Sebagai contoh, Jenderal
Besar Sudirman pernah memerintah bawahannya, S.M Kartosuwiryo untuk membentuk
Darul Islam (DI) di kawasan Jawa Barat. Langkah ini diambil, guna mengisi
kekosongan akibat hasil Perjanjian Renville
bahwa Republik Indonesia hanya meliputi kawasan Jawa Tengah. Namun demikian, bahwa
dalam perkembangannya, aksi seseorang yang pernah menjabat sebagai Pemimpin
Redaksi Harian Fadjar Asia tersebut berubah menjadi sebuah pemberontakan adalah
masalah lain.
Bagi Syaifudin, nasionalisme
adalah “cinta negara” (hubb
al-wathan/al-wathaniyah). Ali Maschan Moesa dalam Nasionalisme Kiai, Konstruksi Sosial Berbasis Agama (LKiS, 2007: 180)

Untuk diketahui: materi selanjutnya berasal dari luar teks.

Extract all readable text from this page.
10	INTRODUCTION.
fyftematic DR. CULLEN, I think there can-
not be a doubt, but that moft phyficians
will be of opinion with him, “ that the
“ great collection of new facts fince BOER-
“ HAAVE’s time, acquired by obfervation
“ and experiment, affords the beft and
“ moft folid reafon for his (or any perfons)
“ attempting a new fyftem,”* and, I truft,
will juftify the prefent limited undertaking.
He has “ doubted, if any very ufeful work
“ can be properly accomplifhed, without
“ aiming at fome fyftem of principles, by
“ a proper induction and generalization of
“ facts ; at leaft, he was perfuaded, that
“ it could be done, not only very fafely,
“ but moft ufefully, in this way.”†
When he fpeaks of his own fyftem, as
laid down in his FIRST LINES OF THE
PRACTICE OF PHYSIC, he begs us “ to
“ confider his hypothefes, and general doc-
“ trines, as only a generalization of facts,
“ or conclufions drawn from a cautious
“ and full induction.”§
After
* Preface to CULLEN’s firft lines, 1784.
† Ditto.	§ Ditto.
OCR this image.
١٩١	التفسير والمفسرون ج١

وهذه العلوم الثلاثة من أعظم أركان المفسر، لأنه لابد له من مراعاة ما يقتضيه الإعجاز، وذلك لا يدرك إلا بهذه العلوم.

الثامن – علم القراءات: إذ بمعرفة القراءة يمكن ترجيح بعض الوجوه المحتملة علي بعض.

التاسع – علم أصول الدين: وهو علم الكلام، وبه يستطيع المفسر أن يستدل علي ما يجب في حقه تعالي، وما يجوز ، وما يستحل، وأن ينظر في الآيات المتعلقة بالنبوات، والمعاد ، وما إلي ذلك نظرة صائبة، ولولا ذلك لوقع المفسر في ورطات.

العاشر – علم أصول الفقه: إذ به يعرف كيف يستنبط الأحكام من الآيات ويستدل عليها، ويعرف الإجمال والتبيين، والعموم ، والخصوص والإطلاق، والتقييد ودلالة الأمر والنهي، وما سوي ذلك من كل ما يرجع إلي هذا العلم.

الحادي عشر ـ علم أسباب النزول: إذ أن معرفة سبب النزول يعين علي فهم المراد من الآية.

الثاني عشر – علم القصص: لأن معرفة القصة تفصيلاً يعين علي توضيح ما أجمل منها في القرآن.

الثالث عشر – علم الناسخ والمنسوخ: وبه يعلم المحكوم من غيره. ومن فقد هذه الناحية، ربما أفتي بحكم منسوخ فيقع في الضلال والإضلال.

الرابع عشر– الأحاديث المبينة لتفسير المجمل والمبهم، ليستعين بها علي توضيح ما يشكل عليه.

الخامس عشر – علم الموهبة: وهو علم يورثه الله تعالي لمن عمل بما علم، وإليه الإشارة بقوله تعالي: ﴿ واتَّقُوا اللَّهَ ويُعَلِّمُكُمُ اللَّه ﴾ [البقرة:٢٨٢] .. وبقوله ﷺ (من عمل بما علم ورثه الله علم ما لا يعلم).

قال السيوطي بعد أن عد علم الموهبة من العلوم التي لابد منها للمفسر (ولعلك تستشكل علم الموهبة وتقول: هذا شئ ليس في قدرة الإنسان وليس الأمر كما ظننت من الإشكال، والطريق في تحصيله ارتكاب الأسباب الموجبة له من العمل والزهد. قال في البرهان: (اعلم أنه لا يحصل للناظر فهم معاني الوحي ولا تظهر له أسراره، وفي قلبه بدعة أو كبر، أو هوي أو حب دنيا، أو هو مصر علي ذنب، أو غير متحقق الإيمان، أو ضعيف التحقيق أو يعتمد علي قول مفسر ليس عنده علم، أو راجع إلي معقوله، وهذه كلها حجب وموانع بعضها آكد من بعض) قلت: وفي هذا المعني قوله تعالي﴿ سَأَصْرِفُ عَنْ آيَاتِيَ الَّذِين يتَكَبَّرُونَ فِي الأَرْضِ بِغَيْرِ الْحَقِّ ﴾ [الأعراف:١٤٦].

mencatat pandangan kiai yang pernah menjadi anggota fraksi PKB DPRD Jawa Timur itu
mengenai nasionalisme. Sudah selayaknya setiap orang mencintai negara sebagai
tempat tinggalnya. Rasa cinta seseorang yang lahir dan hidup di sebuah negara
diwujudkan dengan aksi nyata. Inilah konsep nasionalisme yang dimaksud.

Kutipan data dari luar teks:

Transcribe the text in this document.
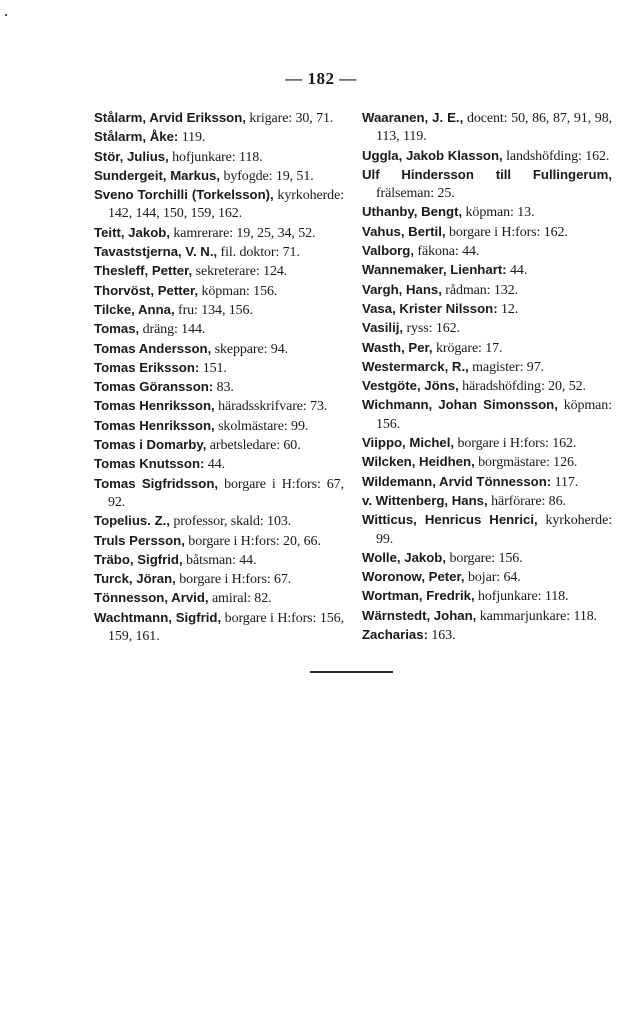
— 182 —
Stålarm, Arvid Eriksson, krigare: 30, 71.
Stålarm, Åke: 119.
Stör, Julius, hofjunkare: 118.
Sundergeit, Markus, byfogde: 19, 51.
Sveno Torchilli (Torkelsson), kyrkoherde: 142, 144, 150, 159, 162.
Teitt, Jakob, kamrerare: 19, 25, 34, 52.
Tavaststjerna, V. N., fil. doktor: 71.
Thesleff, Petter, sekreterare: 124.
Thorvöst, Petter, köpman: 156.
Tilcke, Anna, fru: 134, 156.
Tomas, dräng: 144.
Tomas Andersson, skeppare: 94.
Tomas Eriksson: 151.
Tomas Göransson: 83.
Tomas Henriksson, häradsskrifvare: 73.
Tomas Henriksson, skolmästare: 99.
Tomas i Domarby, arbetsledare: 60.
Tomas Knutsson: 44.
Tomas Sigfridsson, borgare i H:fors: 67, 92.
Topelius. Z., professor, skald: 103.
Truls Persson, borgare i H:fors: 20, 66.
Träbo, Sigfrid, båtsman: 44.
Turck, Jöran, borgare i H:fors: 67.
Tönnesson, Arvid, amiral: 82.
Wachtmann, Sigfrid, borgare i H:fors: 156, 159, 161.
Waaranen, J. E., docent: 50, 86, 87, 91, 98, 113, 119.
Uggla, Jakob Klasson, landshöfding: 162.
Ulf Hindersson till Fullingerum, frälseman: 25.
Uthanby, Bengt, köpman: 13.
Vahus, Bertil, borgare i H:fors: 162.
Valborg, fäkona: 44.
Wannemaker, Lienhart: 44.
Vargh, Hans, rådman: 132.
Vasa, Krister Nilsson: 12.
Vasilij, ryss: 162.
Wasth, Per, krögare: 17.
Westermarck, R., magister: 97.
Vestgöte, Jöns, häradshöfding: 20, 52.
Wichmann, Johan Simonsson, köpman: 156.
Viippo, Michel, borgare i H:fors: 162.
Wilcken, Heidhen, borgmästare: 126.
Wildemann, Arvid Tönnesson: 117.
v. Wittenberg, Hans, härförare: 86.
Witticus, Henricus Henrici, kyrkoherde: 99.
Wolle, Jakob, borgare: 156.
Woronow, Peter, bojar: 64.
Wortman, Fredrik, hofjunkare: 118.
Wärnstedt, Johan, kammarjunkare: 118.
Zacharias: 163.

Secara historis, Syaifudin
mendasarkan makna nasionalisme pada hadits: “cinta negara adalah bagian dari
iman” (hubb al-wathan min al-iman). Nabi
Muhammad SAW pernah diperintah Allah untuk berhijrah dari kota Makkah ke
Madinah. Karena saking cintanya kepada tanah yang telah membesarkannya, wajar
jika beliau merasa berat hati.
Saat seseorang diliputi
“rasa memiliki” atas tanah kelahirannya, nasionalisme tidak pernah terlepas
dari masalah kepemimpinan. Bagi mereka yang mengaku nasionalis, mengangkat
seorang pemimpin (nashbu al-imamah)
dalam sebuah kawasan merupakan keniscayaan yang tidak bisa ditawar.
Beragam pandangan para
kiai tentang nasionalisme di atas mengindikasikan bahwa nasionalisme senantiasa
bersifat dinamis, sejalan dengan perkembangan zaman. Dalam konteks inilah, buku
memposisikan diri sebagai saksi sejarah atas dinamika nasionalisme, baik pada
masa silam, masa kini, maupun masa yang akan datang.